No point in calling names but it is stark reality that the state of Israel and Jews as a community have experienced massive atrocity, oppression and isolation for centuries. Now under the present political dispensation, Israel has shifted its strategy from isolation to strategic alliances. Over the past few decades, Israel’s foreign policy has adapted from a state of almost total regional isolation to a highly reckoned network of global and regional partnership and cooperation. Thus, codified and evolved over the decades, the US-Israel relationship serves as Israel’s ultimate diplomatic and military backstop and strength. The US legally guarantees the maintenance of Israel’s QME, provides billions in annual foreign military financing, and utilizes its veto power in the UN Security Council to shield Israel from international isolation. Recognising Iran posed threats to both Israel and Sunni Arab monarchies, under a profound diplomatic shift, Israel has successfully normalized its relations with the United Arab Emirates, Bahrain, Morocco, and Sudan. This move has shifted the regional paradigm of the “Arab-Israeli conflict” to a more pragmatic anti-Iran intelligence and security coalition.
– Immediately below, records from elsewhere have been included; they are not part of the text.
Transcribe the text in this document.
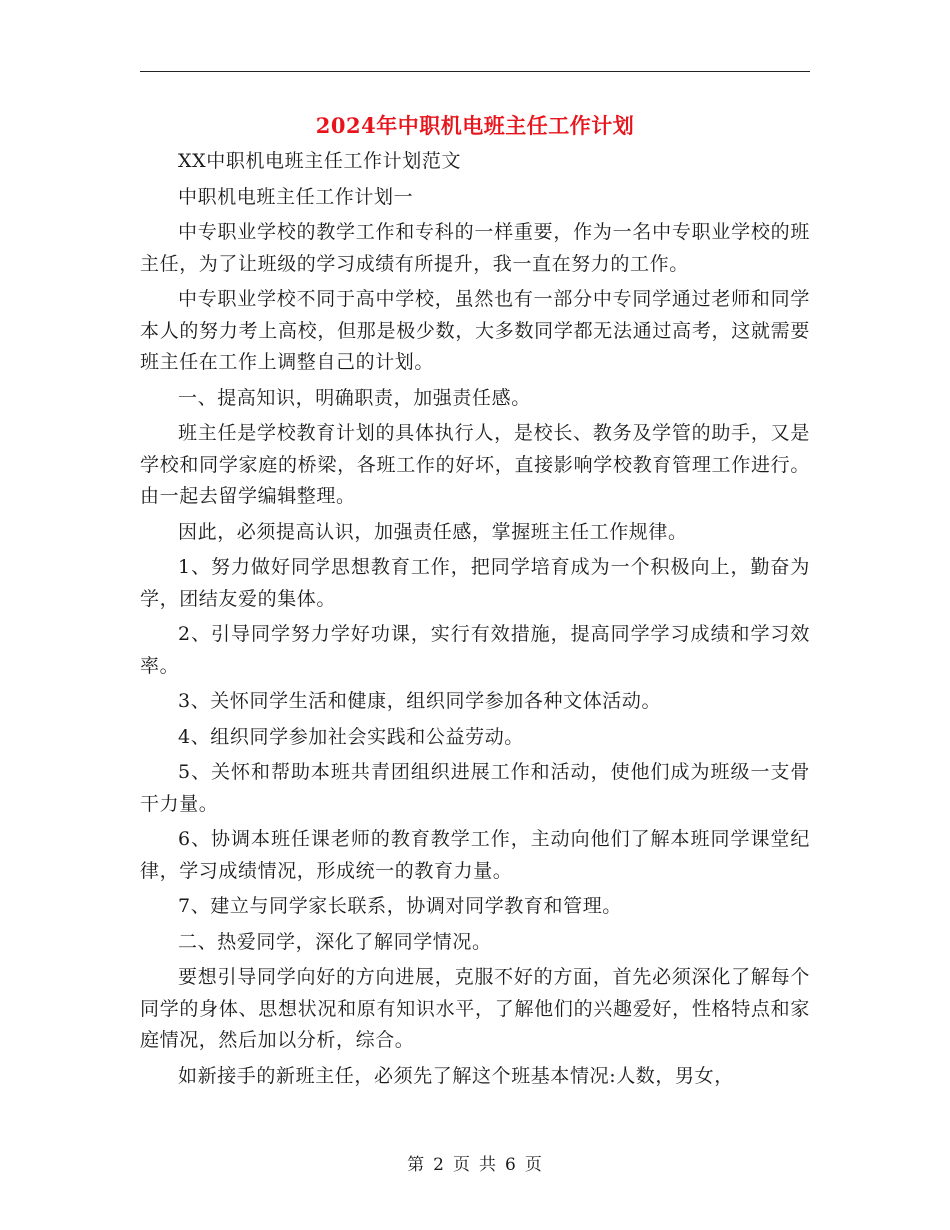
2024年中职机电班主任工作计划

XX中职机电班主任工作计划范文

中职机电班主任工作计划一

中专职业学校的教学工作和专科的一样重要，作为一名中专职业学校的班主任，为了让班级的学习成绩有所提升，我一直在努力的工作。

中专职业学校不同于高中学校，虽然也有一部分中专同学通过老师和同学本人的努力考上高校，但那是极少数，大多数同学都无法通过高考，这就需要班主任在工作上调整自己的计划。

一、提高知识，明确职责，加强责任感。

班主任是学校教育计划的具体执行人，是校长、教务及学管的助手，又是学校和同学家庭的桥梁，各班工作的好坏，直接影响学校教育管理工作进行。由一起去留学编辑整理。

因此，必须提高认识，加强责任感，掌握班主任工作规律。

1、努力做好同学思想教育工作，把同学培育成为一个积极向上，勤奋为学，团结友爱的集体。

2、引导同学努力学好功课，实行有效措施，提高同学学习成绩和学习效率。

3、关怀同学生活和健康，组织同学参加各种文体活动。

4、组织同学参加社会实践和公益劳动。

5、关怀和帮助本班共青团组织进展工作和活动，使他们成为班级一支骨干力量。

6、协调本班任课老师的教育教学工作，主动向他们了解本班同学课堂纪律，学习成绩情况，形成统一的教育力量。

7、建立与同学家长联系，协调对同学教育和管理。

二、热爱同学，深化了解同学情况。

要想引导同学向好的方向进展，克服不好的方面，首先必须深化了解每个同学的身体、思想状况和原有知识水平，了解他们的兴趣爱好，性格特点和家庭情况，然后加以分析，综合。

如新接手的新班主任，必须先了解这个班基本情况:人数，男女，

第 2 页 共 6 页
India and Israel share deep-seated security concerns rooted in cross-border terrorism, radical extremism, and volatile neighbourhoods. Due to domestic compulsions, many previous governments in India maintained a political and diplomatic distance from Israel. After formally establishing full diplomatic ties in 1992, their relationship has continuously warmed particularly under present government since 2014. It evolved from just a buyer-seller dynamic into a “Special Strategic Partnership” characterized by intelligence sharing, counter-terrorism drills, and joint defence manufacturing of high-tech drone and missile systems. This alignment represents a profound shift from India’s past pro-Arab stance. While New Delhi continues to face domestic political opposition from factions concerned over its traditional solidarity with Palestine and Muslim voter sentiment, India has firmly adopted an “issue-based” foreign policy and support to Israel’s genuine cause. This pragmatic mutual beneficial relationship enables India to openly advance its vital defence, cybersecurity and technological cooperation with Israel. While maintaining an strategic partnership with Israel on security and other vital subjects, India maintains a highly nuanced, “de-hyphenated” voting pattern at the United Nations that balances its historical commitments to the cause of Palestine with its strategic partnership with Israel.